Based on all the problems that we found in the first round user testing, I reconsidered details and implemented details in a high prototype like this:
1. Instead of asking the kid's birth date, let users select the birth month. Also, I removed the age pick and added "Why we need this" as extra information to explain why parents need to give the age. Less concern about privacy and a more straightforward experience.
2. Based on the first user testing, we found users didn't notice they would pause individual devices from the kid's profile tab; every tester went to "Manage Devices." That's why I added a pause feature to Manage Device in the high prototype.
3. We improved more details like adding "Don't show me again" to the setup introduction; Select devices first instead of setting rules etc. We did the second user testing after the high prototype was done. We asked testers to finish the same tasks s as the first user interview; the conversion rate improved a lot!

Introducing Securly home v2
Create different profiles for different children

Watch the real time online activities on the different kid’s profiles

Assigned related devices to the kid’s profile that the user created.

After launch...

What I learned
Kids’s profile is the core feature of Securly Home.

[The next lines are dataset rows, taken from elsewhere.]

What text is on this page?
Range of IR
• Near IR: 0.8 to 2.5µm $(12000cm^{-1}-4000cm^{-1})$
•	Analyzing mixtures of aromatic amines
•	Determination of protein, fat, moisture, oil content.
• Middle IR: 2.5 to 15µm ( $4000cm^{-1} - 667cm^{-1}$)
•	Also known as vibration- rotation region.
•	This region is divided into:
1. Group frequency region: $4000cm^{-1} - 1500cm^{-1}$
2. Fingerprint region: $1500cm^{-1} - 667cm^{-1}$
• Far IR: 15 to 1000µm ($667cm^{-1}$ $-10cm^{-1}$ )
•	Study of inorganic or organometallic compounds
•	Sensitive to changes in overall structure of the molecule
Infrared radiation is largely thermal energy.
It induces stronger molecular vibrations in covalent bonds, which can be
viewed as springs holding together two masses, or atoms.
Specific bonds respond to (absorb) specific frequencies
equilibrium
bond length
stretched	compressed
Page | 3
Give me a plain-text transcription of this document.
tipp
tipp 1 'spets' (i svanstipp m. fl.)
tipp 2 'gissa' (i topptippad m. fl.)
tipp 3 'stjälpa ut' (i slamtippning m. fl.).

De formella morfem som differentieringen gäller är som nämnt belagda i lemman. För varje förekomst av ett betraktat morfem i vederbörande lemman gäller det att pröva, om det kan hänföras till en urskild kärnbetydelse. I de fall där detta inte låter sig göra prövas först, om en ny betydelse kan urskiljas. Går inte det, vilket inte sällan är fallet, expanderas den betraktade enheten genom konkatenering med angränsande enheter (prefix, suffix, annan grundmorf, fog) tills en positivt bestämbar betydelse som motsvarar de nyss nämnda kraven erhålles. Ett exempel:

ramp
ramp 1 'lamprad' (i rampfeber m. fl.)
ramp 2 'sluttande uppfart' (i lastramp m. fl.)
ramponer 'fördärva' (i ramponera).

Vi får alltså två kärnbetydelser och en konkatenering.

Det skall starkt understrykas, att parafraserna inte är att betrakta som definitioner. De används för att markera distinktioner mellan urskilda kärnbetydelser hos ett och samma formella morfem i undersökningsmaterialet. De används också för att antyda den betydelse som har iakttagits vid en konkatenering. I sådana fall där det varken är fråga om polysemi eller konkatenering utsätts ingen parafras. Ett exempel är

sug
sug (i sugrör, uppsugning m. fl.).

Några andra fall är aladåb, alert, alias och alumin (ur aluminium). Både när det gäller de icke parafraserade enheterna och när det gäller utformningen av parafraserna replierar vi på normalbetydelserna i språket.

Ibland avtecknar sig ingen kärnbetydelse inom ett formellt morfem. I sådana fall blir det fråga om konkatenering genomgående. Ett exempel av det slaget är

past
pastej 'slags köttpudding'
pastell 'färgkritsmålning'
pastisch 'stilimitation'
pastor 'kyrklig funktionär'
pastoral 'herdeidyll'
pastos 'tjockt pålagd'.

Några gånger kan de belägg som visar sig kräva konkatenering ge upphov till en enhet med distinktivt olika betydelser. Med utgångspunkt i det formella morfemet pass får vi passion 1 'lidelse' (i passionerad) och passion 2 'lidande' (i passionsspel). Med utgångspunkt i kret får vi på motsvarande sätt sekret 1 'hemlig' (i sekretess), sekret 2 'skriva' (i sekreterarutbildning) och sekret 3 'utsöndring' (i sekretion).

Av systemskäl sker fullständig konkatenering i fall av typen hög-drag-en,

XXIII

We evaluated the impacts of design changes of v2 to user journey, and detailed the changes and corresponding impacts. It was still a big challenge when we executed the design, because the changes of product strategies of v2 affected functioning teams on every aspect of screen details. After delivering the design to the engineering team, we made big efforts on debates, repeated discussions and revising designs with engineers about lots of scenarios implementation to make it through. I harvested experiences that fully consider the impacts of design change with foresight and cautious hashing out.